自分の持ったイメージと、監督がやりたい安曇さんのイメージが最後まで歩み寄れなかったんですね。ま、こういう意見のヤツもいると、読み流して下さいませm(_ _)m。
そして、この映画の中で描かれていた医療の現実。
身内に年取った病人もいるし、父母も確実に老いてきているし。アタシは現在の日本の医療の在り方に無関心ではいられません。
でも、なにが正解なのか……そもそも、正解というものがあるのかすらも分かりません。
医療者にはこうあって欲しい、と望むことすら、望んでいいのかどうかも分からない。だって、テレビ等で見るだけでも望むことすら申し訳ないほど、医療の現場が過酷そうなんですもの(・ω・;)。
肋骨を全部折っても、身内の到着まで臨終を保たせなければならない、ってマジですか?そりゃないぜ……と、アタシがこの映画で唯一泣いたのはこのシーンでした。
近い将来身内が、そしていつかはアタシもお世話になるであろう終末期医療について、色々と考えさせられました。気付きのきっかけをもらいました。
翔ちゃんが主演じゃなかったら、観に行ったかどうか分からないですからね。ありがたいことですm(_ _)m。
最後に。
ものすごく悩んで、嵐としての仕事中も役を引きずっていたという翔ちゃん。そうなって当然くらいの重いテーマでしたね。

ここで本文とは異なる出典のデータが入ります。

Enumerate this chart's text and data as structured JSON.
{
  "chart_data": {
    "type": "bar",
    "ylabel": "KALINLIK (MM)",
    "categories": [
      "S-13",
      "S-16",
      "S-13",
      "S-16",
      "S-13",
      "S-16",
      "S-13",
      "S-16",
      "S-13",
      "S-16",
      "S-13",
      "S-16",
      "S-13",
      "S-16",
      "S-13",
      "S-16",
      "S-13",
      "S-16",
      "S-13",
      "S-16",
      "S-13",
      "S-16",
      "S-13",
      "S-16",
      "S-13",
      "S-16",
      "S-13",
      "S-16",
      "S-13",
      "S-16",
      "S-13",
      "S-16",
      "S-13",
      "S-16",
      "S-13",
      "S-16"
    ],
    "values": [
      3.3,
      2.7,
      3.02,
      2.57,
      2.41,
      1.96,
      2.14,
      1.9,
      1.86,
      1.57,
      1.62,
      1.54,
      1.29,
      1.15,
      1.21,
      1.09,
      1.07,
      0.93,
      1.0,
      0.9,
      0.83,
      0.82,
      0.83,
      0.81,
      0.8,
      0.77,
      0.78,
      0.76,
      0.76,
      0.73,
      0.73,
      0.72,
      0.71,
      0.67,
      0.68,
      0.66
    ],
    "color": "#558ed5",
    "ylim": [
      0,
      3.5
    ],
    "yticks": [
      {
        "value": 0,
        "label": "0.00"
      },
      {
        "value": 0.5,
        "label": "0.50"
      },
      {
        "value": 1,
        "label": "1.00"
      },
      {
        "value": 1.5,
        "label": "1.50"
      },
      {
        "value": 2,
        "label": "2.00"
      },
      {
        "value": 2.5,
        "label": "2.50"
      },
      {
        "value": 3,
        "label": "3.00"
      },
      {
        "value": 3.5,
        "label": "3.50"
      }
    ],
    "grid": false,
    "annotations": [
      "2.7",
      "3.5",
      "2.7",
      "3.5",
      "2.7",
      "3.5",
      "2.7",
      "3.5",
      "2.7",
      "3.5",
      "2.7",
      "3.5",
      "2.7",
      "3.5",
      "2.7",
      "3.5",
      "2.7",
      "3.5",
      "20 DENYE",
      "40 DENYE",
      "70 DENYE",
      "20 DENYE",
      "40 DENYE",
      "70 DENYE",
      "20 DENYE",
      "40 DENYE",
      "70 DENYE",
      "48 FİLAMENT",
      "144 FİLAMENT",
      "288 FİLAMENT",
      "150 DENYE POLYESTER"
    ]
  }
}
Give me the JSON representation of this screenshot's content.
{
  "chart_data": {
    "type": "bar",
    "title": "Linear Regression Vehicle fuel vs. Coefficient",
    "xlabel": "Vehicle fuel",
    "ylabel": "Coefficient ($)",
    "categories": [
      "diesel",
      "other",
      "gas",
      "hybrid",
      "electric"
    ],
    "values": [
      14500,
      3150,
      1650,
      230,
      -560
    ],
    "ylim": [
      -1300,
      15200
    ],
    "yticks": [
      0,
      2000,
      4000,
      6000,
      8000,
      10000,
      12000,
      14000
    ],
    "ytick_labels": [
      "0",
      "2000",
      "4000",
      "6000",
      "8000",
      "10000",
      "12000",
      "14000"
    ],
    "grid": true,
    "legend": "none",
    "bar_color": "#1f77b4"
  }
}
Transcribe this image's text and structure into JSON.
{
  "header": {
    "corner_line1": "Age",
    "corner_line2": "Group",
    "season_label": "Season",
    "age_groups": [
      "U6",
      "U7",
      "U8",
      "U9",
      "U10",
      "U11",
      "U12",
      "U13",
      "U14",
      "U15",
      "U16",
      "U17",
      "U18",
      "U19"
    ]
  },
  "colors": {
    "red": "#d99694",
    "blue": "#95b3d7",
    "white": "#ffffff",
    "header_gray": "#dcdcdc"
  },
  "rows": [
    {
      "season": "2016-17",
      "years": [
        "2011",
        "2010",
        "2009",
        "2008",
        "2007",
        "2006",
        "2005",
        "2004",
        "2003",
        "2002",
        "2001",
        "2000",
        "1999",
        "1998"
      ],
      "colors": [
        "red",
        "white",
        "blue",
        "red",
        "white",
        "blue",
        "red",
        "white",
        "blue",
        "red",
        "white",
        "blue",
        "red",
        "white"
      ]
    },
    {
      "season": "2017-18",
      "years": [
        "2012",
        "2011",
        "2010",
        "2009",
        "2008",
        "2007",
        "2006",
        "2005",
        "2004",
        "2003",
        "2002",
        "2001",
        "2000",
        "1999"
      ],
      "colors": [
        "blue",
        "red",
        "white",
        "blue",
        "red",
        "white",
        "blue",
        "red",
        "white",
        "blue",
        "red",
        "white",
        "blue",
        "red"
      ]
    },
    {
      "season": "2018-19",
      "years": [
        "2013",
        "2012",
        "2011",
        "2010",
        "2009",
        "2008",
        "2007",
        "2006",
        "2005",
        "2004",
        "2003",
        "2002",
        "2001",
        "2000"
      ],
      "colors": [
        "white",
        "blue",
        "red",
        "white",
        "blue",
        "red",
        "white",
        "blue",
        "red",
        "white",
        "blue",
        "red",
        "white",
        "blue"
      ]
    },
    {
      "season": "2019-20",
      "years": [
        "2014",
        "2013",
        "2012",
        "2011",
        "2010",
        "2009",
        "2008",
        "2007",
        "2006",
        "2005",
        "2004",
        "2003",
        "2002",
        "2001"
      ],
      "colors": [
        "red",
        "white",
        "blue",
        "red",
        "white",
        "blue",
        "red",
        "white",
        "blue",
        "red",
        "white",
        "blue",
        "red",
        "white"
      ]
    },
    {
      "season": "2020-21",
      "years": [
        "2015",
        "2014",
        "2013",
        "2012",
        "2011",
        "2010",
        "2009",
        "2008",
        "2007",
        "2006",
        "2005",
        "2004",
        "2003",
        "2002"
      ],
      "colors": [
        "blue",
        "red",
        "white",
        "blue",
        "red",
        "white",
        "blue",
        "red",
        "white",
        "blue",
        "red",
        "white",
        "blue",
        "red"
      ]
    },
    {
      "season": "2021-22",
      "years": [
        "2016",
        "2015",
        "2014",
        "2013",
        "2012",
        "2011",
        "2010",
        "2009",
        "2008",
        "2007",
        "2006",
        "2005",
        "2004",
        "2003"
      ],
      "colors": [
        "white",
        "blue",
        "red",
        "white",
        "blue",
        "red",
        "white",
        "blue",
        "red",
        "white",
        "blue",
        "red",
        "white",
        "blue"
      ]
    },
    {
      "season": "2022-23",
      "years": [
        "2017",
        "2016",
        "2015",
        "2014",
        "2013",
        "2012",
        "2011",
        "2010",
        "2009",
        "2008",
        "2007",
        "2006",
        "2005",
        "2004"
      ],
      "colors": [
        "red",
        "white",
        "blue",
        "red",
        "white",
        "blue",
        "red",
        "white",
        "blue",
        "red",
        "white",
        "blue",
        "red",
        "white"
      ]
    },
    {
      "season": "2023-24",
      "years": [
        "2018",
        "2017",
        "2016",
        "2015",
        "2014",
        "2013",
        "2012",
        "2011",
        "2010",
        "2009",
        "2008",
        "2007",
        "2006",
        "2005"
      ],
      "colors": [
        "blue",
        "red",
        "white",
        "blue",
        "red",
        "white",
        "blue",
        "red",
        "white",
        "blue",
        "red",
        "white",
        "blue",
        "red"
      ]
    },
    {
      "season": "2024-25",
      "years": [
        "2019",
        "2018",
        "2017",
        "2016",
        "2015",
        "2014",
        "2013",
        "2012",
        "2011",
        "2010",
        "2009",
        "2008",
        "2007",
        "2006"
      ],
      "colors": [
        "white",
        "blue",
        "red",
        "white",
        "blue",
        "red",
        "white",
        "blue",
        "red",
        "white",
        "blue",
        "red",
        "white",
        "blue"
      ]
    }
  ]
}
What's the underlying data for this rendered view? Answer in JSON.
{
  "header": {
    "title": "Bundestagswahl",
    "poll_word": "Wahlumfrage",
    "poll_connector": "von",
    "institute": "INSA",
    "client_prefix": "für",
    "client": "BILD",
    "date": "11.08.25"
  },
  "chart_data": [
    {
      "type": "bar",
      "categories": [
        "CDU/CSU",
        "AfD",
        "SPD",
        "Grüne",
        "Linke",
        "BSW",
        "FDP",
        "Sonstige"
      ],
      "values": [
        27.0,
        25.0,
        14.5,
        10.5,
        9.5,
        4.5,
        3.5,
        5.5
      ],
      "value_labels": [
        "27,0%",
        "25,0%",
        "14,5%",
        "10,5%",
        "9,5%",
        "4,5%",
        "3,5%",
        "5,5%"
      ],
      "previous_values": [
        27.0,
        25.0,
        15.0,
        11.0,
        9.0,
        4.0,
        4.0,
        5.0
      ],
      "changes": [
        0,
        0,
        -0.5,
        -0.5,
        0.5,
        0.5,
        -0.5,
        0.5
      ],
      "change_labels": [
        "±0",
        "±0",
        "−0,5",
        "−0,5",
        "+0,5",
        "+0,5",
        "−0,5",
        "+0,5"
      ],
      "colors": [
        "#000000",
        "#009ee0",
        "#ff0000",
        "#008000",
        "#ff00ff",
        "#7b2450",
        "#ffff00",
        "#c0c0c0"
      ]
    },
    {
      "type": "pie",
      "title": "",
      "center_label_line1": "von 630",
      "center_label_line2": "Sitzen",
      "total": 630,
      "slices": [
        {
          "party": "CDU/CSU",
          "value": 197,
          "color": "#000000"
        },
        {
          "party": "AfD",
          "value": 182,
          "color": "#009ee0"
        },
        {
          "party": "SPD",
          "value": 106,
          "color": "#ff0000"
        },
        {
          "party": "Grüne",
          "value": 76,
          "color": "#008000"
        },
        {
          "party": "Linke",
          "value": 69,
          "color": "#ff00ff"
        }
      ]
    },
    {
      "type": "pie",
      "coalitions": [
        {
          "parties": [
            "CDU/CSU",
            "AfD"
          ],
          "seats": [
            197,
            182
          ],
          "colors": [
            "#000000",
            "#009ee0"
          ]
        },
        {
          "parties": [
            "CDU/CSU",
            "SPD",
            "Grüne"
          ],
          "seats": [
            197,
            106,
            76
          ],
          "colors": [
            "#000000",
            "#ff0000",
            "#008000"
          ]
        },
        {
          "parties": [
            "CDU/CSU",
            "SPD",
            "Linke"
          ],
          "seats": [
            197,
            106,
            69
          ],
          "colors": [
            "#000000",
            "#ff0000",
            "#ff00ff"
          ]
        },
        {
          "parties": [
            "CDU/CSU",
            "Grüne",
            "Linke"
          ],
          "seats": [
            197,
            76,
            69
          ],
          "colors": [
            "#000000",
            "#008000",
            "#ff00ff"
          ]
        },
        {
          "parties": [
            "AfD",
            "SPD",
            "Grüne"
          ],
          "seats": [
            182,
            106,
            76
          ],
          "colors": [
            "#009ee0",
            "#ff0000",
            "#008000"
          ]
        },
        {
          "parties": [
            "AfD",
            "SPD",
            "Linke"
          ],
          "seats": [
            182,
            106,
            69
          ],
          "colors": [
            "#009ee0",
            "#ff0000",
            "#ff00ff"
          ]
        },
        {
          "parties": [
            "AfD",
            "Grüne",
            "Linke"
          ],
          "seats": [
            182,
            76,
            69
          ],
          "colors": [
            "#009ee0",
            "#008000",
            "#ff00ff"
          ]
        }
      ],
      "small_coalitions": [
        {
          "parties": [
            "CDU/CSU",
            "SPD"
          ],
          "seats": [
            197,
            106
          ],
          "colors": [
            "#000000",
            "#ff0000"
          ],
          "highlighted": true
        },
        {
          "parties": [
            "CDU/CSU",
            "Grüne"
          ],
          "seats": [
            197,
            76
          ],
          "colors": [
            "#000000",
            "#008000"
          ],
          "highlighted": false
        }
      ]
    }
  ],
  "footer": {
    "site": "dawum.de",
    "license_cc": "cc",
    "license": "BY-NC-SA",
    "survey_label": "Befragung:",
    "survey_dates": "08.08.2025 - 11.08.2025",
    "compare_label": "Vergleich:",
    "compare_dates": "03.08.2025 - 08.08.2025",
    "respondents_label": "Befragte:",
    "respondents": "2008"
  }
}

でも、撮影期間中に放送されたレギュラー番組からも、オトノハからも、そういった苦悩はアタシには感じ取れませんでした。うーん、お見事。プロですな。
アタシは今、この映画がどんな数字を出しているのかは全く知らないし、今後も興味はありません。
でも、たとえ数字が商業的に驚くようなものを残さなかったとしても、アタシの記憶にはしっかりと残る映画でした。
翔ちゃんと、共演者の皆様とスタッフの皆様に、心からのお疲れ様を。